Just wish I could ask the parents for references in return! Grin

bran · 02/04/2011 15:08

This reply has been deleted

Message withdrawn at poster's request.

BranchingOut · 02/04/2011 15:37

I am definitely glad to have found out now, rather than further down the line when I was depending on them for childcare.

I have not yet responded to the email.

Should I complain about this or just let it drop?

OP posts:
anewyear · 02/04/2011 15:42

Another take on this is that if theyve not be CM's long prehaps they havents got references to show you with regards to childminding?
Although saying that I dont see why, if they are minding a child/children already, they couldnt ask the other parent/s to have a quick chat wih you..
does seem a bit odd

Nick Nacks - I have refrences from parents..
I also have glowing Parent Questionaires that I can show prospective parents Smile

SooooCynical · 02/04/2011 15:56

When I was looking for nurseries I rang the council to see if there were any complaints registered against the nursery (naively thinking there would be some sort of public record). They told me the only way to find out was to ask the nursery manager directly which I did. She was delighted (and despite it being a well established nursery) told me I was the first parent to ever have done so.

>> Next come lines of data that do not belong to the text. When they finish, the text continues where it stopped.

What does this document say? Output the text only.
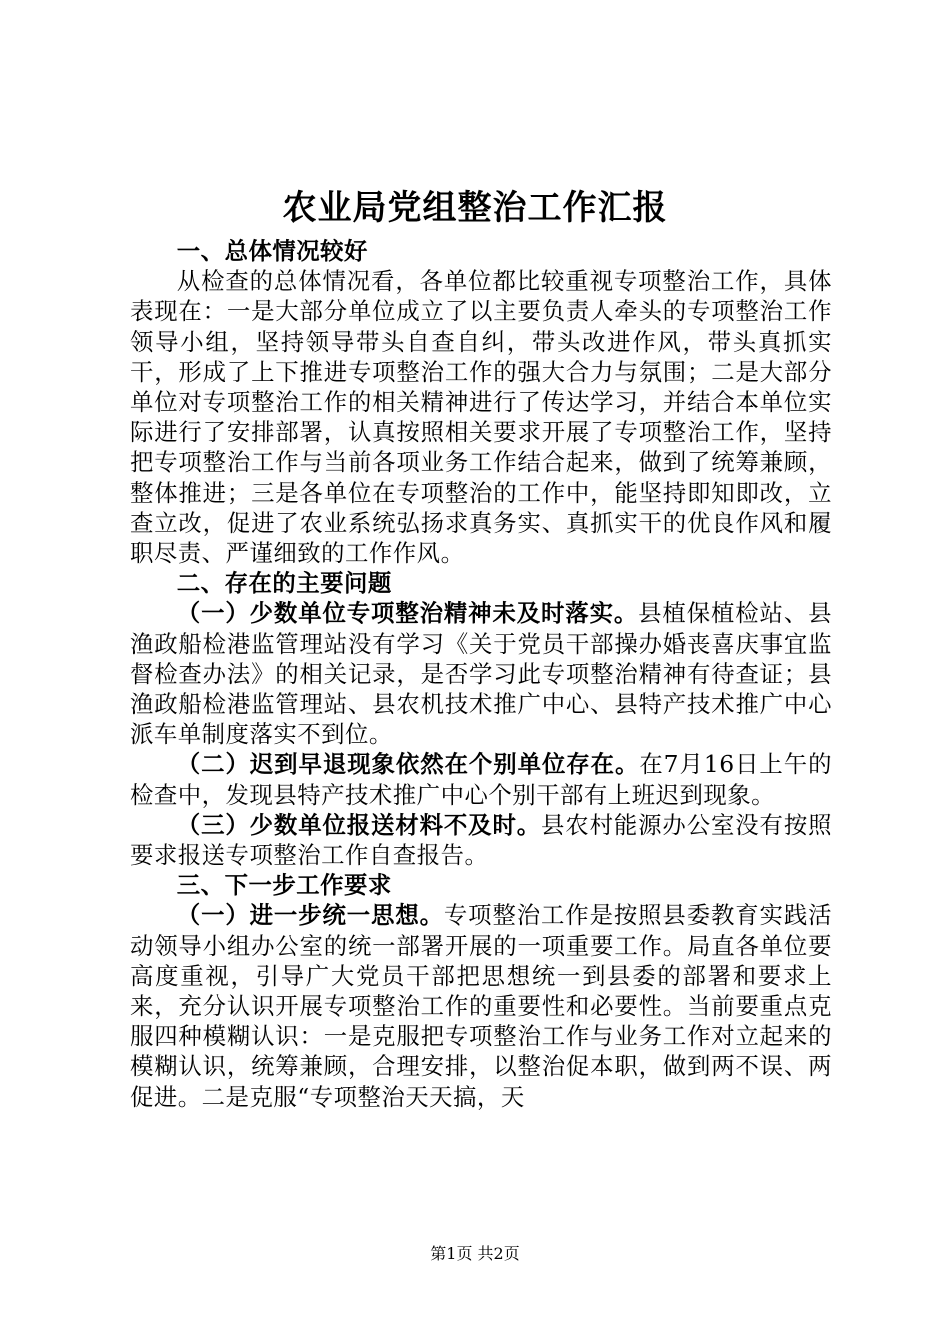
农业局党组整治工作汇报

一、总体情况较好

从检查的总体情况看，各单位都比较重视专项整治工作，具体表现在：一是大部分单位成立了以主要负责人牵头的专项整治工作领导小组，坚持领导带头自查自纠，带头改进作风，带头真抓实干，形成了上下推进专项整治工作的强大合力与氛围；二是大部分单位对专项整治工作的相关精神进行了传达学习，并结合本单位实际进行了安排部署，认真按照相关要求开展了专项整治工作，坚持把专项整治工作与当前各项业务工作结合起来，做到了统筹兼顾，整体推进；三是各单位在专项整治的工作中，能坚持即知即改，立查立改，促进了农业系统弘扬求真务实、真抓实干的优良作风和履职尽责、严谨细致的工作作风。

二、存在的主要问题

（一）少数单位专项整治精神未及时落实。县植保植检站、县渔政船检港监管理站没有学习《关于党员干部操办婚丧喜庆事宜监督检查办法》的相关记录，是否学习此专项整治精神有待查证；县渔政船检港监管理站、县农机技术推广中心、县特产技术推广中心派车单制度落实不到位。

（二）迟到早退现象依然在个别单位存在。在7月16日上午的检查中，发现县特产技术推广中心个别干部有上班迟到现象。

（三）少数单位报送材料不及时。县农村能源办公室没有按照要求报送专项整治工作自查报告。

三、下一步工作要求

（一）进一步统一思想。专项整治工作是按照县委教育实践活动领导小组办公室的统一部署开展的一项重要工作。局直各单位要高度重视，引导广大党员干部把思想统一到县委的部署和要求上来，充分认识开展专项整治工作的重要性和必要性。当前要重点克服四种模糊认识：一是克服把专项整治工作与业务工作对立起来的模糊认识，统筹兼顾，合理安排，以整治促本职，做到两不误、两促进。二是克服“专项整治天天搞，天

第1页 共2页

I did check the complaints book but her reaction told me more than I needed to know. I would be seriously concerned about a childminder giving this sort of reaction.

NorthernGobshite · 02/04/2011 16:02

I would give Ofsted a call to be honest as it makes me feel a bit uneasy the more I think about it.

unfitmother · 02/04/2011 16:06

My childminder was most insistant that I checked her references.
They sound very odd.

NickNacks · 02/04/2011 16:12

anewyear Sorry wasn't clear- I meant i wish could ask parents for references about them, to verify their good characters! I've had some dreadful ones who have been spoken abusive language to me (in front of children), not paid a left owing more than £600 (in arears too so I had actually worked it) and generally just to see if they would be the sort of people i would want to work with.

Smile
NickNacks · 02/04/2011 16:13

SooooCynical All complaints are on the insoection reports which can be found online.